Two lithe young women with long brown hair and matching red one-piece suits stroll by.

"Hey, Tripp!" they say. "Going swimming?"

Tripp drops to the sand.

"Are they your counselors?" I whisper. Tripp is a Minnow.

Tripp stiffens, and I remember when his mother was four, and a certain blonde lifeguard named John Ames captured her heart. Side by side on the throne of the lifeguard chair they perched, twirling their silver whistles. Katherine's feisty, salty, sandy body wrapped in a beach towel, her hot tears at summer's end.

Ollie walks the perimeter of the play area in the shade cooled sand. "A, B, C," he chants. "1, 2, 3. Q."

"I don't go on the monkey bars," Tripp tells me. He climbs to the top of the play structure where I am to catch him as he jumps, flip him upside down and swing him to the top of the slide.

Ollie places one bare foot on the trunk of the shade tree and looks up. 

"Tree," he says, pointing.

"I think he's looking for his family," I say to Tripp.

We have croissants and blueberry muffins and lemonade for breakfast, seated at white picnic tables in the children's area.

"Let's go watch Mommy, " I say.

Ollie makes for the dock and open water but Tripp herds him back toward the tennis courts. "Buh!" cries Ollie, when he spies the neon yellow tennis balls blanketing the court. "BUH!" 

His mother throws a few over the fence to us.

"I'm thirsty," Tripp says. "I need some water."

"Beauma can get you some water," Katherine says pointedly. 

Ollie heaves both tennis balls into the Sound.

"Uh, oh," he says.

"Let's go back to the play area," Tripp says.

"Okey doke."

"Beauma! Is this a big boogie?" Tripp asks, halting to investigate the inside of his nose with a forefinger. He shows me a small crusty speck.

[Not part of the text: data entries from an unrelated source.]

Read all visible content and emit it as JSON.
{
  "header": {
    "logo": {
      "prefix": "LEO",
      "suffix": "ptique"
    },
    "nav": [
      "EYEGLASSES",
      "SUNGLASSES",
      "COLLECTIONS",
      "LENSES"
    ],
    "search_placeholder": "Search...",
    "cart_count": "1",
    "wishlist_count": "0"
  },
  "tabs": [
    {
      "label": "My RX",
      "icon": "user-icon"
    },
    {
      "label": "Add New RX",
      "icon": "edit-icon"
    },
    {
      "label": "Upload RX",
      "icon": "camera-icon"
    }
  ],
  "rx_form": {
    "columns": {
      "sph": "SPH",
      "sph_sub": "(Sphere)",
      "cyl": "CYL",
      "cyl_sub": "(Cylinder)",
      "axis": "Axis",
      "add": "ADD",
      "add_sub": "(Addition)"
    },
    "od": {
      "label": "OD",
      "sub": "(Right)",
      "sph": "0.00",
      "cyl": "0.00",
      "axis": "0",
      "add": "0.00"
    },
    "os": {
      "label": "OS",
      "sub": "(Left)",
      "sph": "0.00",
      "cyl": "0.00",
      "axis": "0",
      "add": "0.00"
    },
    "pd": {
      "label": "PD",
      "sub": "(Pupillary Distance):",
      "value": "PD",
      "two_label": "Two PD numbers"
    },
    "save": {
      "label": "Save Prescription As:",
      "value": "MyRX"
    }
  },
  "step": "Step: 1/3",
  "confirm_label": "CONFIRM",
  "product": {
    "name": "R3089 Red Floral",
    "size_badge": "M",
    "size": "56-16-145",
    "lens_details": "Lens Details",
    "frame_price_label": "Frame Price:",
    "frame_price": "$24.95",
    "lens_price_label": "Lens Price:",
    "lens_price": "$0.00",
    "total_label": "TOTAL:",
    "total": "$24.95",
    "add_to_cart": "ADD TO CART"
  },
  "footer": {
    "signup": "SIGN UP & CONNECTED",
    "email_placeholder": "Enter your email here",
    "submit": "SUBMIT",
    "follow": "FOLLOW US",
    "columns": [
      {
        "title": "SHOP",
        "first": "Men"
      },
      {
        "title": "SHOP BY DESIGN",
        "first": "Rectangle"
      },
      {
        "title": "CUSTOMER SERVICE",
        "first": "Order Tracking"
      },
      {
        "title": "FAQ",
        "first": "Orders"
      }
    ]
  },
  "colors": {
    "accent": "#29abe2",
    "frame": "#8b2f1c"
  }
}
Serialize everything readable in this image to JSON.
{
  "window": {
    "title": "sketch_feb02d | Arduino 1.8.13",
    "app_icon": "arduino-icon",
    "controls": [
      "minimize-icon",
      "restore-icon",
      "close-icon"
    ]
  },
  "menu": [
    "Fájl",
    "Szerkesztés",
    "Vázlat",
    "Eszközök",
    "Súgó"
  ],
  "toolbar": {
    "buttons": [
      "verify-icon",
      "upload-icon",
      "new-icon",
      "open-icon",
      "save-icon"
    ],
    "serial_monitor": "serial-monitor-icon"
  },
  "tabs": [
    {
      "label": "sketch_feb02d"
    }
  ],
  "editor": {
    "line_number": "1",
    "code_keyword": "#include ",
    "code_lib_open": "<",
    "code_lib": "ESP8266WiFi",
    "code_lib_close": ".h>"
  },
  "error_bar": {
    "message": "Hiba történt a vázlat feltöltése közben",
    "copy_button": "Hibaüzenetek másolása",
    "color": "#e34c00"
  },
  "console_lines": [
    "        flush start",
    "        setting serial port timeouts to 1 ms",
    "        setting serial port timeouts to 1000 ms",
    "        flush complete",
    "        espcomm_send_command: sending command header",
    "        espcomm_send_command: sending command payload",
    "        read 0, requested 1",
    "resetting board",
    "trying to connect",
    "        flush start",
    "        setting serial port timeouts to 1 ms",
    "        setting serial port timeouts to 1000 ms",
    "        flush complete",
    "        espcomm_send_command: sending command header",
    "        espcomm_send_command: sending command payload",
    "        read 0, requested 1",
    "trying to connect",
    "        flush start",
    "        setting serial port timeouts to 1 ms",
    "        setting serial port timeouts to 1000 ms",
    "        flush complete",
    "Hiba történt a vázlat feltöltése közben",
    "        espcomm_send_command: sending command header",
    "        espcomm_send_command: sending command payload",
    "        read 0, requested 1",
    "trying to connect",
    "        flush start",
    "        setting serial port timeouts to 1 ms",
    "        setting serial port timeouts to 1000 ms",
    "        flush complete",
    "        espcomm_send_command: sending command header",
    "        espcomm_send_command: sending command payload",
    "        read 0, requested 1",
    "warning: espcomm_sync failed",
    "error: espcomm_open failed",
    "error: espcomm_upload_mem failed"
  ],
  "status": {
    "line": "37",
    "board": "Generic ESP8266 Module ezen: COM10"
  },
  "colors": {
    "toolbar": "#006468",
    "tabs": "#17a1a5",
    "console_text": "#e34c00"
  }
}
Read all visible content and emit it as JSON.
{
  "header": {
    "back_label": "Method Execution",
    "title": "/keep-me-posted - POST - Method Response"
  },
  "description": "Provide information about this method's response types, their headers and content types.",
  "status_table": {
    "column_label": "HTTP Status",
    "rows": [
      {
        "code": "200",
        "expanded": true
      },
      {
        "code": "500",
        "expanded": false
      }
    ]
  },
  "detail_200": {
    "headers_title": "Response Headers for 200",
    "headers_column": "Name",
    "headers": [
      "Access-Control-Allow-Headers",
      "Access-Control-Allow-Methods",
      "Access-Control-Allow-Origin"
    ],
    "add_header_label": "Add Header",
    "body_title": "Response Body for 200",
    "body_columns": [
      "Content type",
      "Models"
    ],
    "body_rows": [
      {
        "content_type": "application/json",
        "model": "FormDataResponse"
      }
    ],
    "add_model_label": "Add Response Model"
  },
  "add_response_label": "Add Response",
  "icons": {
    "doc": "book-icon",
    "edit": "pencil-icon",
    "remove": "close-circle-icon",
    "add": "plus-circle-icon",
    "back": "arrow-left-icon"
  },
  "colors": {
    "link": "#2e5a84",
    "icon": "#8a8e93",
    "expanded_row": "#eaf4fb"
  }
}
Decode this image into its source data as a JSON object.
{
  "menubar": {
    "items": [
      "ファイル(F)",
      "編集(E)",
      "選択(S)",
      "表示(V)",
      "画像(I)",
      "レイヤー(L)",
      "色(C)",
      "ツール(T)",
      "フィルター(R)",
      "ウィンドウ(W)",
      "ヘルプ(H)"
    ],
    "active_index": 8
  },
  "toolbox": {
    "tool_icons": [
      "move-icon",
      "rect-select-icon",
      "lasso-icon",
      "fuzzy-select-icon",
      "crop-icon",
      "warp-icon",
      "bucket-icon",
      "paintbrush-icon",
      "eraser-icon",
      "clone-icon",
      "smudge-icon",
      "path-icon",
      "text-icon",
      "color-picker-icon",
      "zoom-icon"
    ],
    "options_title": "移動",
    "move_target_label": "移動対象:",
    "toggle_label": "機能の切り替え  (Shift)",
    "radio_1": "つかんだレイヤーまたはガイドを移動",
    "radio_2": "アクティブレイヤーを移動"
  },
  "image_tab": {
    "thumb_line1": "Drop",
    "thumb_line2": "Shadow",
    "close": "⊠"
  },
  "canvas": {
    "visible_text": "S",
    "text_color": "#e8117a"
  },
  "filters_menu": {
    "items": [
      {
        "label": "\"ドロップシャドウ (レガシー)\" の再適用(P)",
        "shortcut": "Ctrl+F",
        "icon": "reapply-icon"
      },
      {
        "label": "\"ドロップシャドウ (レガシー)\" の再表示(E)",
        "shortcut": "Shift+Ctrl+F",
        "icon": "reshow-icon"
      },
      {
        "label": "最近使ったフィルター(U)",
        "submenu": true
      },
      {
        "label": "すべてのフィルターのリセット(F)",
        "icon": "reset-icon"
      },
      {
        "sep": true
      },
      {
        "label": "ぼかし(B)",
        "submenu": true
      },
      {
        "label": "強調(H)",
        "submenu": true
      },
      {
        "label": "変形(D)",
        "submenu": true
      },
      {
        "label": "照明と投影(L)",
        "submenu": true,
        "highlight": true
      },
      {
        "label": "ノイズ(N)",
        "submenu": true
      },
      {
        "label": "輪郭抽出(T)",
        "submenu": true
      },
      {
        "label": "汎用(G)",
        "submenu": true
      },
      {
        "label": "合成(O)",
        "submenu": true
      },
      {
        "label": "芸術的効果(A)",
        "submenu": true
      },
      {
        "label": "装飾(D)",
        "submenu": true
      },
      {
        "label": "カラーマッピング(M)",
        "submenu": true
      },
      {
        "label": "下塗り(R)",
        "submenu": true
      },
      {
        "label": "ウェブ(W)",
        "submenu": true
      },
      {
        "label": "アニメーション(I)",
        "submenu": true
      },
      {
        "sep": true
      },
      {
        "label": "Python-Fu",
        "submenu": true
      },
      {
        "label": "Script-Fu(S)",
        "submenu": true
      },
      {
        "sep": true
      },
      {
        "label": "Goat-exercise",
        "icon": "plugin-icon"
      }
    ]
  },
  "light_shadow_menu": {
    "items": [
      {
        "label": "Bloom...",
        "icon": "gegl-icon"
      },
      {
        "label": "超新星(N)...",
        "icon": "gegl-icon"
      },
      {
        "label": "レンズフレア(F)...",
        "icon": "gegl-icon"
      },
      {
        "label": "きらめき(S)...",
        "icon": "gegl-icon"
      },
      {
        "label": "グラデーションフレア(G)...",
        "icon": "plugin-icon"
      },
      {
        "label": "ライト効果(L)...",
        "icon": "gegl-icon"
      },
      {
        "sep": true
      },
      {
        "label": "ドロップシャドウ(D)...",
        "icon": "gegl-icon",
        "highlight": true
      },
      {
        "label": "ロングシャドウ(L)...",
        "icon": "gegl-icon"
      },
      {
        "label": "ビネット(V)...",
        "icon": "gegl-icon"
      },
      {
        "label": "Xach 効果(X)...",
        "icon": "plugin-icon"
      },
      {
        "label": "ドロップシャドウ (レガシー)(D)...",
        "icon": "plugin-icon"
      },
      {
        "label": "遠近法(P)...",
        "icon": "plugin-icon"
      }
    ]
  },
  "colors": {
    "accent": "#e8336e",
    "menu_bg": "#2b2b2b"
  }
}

"No, it's not a big boogie."

"Good, because a big boogie means I might get a bloody nose."

"Well, that is definitely not a big boogie. No worries."

"EEEEEeeee," screeches Ollie. I grab him under the belly and we streak across the lawn away from the men's doubles tournament, past the "Adults Only" porch, leaving their mom a few minutes of peace.

"How about a pop, Ollie?" I pant.

Mid-screech, Ollie stops kicking. "Pop?" "POP?" 

"Yes," Tripp and I say. "POP!"

"Yeh, pop," Ollie agrees. "Over dere."


























1 comment:

  1. My littlest grandchild is already seven...totally beyond this marvelous stage. I am so glad you are so blessed. Say! Why can't they be naked at the beach?